Auch noch der Ethnologie durch eine Umtaufe diesen Namen zu geben, war keine glückliche Entwicklung. Aber sie hat sich nun einmal vollzogen; nennen wir also Lévi-Strauss einen Anthropologen.



Wissenschaften beginnen deskriptiv. Am Anfang steht die Beobachtung. Dann versucht man, die Beobachtungen zu systematisieren; sie in ein begriffliches System zu fassen. Aristoteles hat das als erster für viele Wissenschaften getan.

Auf dieser Ebene ist man immer noch beim Beschreiben; aber nun bei einem geordneten Beschreiben. Man beschreibt, aber jetzt innerhalb eines konzeptuellen Gerüsts.

Schreitet die Wissenschaft weiter fort, dann wächst die formale Komplexität. Man analysiert dann Strukturen und Funktionen; man sucht nach spezifischen, formalisierbaren Gesetzmäßigkeiten.

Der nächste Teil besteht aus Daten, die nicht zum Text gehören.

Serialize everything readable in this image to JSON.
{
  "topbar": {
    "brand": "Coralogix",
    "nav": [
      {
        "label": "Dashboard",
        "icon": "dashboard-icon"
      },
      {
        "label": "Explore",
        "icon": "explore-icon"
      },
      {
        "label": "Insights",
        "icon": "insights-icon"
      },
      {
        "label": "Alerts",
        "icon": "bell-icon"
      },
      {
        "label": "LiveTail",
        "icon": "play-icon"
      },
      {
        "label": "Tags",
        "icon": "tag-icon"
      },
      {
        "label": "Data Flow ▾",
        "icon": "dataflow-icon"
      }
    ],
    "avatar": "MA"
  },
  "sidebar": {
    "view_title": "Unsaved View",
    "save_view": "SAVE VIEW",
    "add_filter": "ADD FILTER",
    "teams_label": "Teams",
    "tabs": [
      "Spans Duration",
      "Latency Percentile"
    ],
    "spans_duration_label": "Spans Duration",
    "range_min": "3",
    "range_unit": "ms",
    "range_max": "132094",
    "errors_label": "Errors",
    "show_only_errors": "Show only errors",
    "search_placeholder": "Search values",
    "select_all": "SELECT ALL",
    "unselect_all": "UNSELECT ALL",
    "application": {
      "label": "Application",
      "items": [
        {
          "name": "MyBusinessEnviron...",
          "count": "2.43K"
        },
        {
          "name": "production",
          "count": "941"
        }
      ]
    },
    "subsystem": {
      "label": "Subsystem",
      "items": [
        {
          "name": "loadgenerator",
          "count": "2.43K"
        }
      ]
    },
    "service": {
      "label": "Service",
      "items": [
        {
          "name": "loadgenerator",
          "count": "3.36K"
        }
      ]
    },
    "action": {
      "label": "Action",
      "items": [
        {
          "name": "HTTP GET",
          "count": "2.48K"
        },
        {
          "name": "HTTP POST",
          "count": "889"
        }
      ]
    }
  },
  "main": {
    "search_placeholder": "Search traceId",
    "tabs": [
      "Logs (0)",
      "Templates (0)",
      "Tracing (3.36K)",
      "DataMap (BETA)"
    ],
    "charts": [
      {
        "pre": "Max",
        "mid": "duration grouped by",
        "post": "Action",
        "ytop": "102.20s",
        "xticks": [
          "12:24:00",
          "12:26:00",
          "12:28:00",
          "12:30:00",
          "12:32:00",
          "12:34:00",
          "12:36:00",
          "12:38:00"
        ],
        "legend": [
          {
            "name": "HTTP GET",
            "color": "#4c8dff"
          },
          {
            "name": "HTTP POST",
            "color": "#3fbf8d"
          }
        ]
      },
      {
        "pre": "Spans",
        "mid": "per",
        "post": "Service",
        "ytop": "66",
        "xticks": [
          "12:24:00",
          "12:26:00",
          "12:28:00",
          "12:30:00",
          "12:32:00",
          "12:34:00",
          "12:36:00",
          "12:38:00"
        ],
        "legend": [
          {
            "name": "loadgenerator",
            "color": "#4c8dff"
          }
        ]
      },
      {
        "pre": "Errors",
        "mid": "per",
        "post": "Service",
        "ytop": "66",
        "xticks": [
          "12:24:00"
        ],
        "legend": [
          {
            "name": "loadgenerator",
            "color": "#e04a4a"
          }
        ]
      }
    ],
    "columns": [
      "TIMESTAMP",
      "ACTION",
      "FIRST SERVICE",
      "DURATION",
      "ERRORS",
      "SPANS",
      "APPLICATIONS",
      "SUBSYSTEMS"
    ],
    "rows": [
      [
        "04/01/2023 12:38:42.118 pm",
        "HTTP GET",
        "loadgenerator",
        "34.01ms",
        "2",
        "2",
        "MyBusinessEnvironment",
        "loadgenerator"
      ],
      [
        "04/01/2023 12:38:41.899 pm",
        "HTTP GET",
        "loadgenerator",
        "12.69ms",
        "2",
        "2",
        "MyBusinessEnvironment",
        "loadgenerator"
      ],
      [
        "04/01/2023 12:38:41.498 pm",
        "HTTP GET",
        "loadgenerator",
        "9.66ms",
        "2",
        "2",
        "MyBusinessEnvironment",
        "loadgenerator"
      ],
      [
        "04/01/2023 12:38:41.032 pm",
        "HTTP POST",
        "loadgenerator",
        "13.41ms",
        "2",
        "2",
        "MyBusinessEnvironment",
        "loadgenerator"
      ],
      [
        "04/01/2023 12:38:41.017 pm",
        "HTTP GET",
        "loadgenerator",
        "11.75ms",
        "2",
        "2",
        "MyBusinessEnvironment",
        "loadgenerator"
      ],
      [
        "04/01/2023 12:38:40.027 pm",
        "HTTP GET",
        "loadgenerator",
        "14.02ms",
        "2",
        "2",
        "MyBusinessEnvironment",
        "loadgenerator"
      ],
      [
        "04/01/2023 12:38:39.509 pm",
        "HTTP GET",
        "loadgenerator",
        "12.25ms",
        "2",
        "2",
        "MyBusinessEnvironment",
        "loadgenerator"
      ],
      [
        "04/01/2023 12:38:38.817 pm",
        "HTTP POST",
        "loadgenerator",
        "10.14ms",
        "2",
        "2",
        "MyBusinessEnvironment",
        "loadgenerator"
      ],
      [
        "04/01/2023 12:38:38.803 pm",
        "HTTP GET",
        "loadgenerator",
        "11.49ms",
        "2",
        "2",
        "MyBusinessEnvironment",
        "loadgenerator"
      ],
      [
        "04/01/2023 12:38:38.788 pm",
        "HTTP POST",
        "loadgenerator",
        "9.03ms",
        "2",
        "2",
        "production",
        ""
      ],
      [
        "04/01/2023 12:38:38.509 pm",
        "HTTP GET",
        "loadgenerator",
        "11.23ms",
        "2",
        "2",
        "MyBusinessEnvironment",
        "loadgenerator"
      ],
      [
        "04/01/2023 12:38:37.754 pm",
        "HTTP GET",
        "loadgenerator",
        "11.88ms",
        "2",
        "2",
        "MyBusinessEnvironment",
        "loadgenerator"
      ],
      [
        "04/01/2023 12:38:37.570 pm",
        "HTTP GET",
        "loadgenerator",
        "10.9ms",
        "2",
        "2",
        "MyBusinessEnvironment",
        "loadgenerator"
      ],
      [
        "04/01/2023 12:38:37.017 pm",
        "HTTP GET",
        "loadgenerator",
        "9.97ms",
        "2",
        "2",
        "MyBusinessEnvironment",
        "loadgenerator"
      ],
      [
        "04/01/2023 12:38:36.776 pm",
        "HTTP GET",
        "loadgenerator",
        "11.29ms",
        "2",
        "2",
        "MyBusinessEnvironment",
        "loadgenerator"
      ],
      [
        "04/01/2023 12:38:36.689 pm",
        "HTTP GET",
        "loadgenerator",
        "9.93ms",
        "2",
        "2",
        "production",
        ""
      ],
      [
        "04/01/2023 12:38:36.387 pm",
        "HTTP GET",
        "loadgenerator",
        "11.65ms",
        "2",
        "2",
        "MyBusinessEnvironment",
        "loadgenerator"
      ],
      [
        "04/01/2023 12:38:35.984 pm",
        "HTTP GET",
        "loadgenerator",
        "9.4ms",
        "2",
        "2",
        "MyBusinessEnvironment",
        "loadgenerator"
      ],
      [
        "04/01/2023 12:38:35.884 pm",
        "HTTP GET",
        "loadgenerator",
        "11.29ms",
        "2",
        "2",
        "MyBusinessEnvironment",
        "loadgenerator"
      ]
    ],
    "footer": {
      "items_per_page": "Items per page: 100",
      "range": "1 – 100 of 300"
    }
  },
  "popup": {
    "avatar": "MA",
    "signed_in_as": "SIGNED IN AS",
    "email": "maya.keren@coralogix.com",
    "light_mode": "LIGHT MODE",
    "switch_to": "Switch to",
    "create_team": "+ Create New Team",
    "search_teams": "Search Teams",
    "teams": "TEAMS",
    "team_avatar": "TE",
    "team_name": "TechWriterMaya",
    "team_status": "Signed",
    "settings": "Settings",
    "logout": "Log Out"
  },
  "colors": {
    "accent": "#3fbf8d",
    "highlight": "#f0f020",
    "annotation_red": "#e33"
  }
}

Dieser Übergang hat sich in den einzelnen Wissenschaften zu unterschiedlichen Zeiten vollzogen. In der Physik begann er an der Wende vom 16. zum 17. Jahrhundert mit den Arbeiten Galileis. In den Humanwissenschaften setzte er im 19. Jahrhundert ein und reichte weit ins 20. Jahrhundert hinein.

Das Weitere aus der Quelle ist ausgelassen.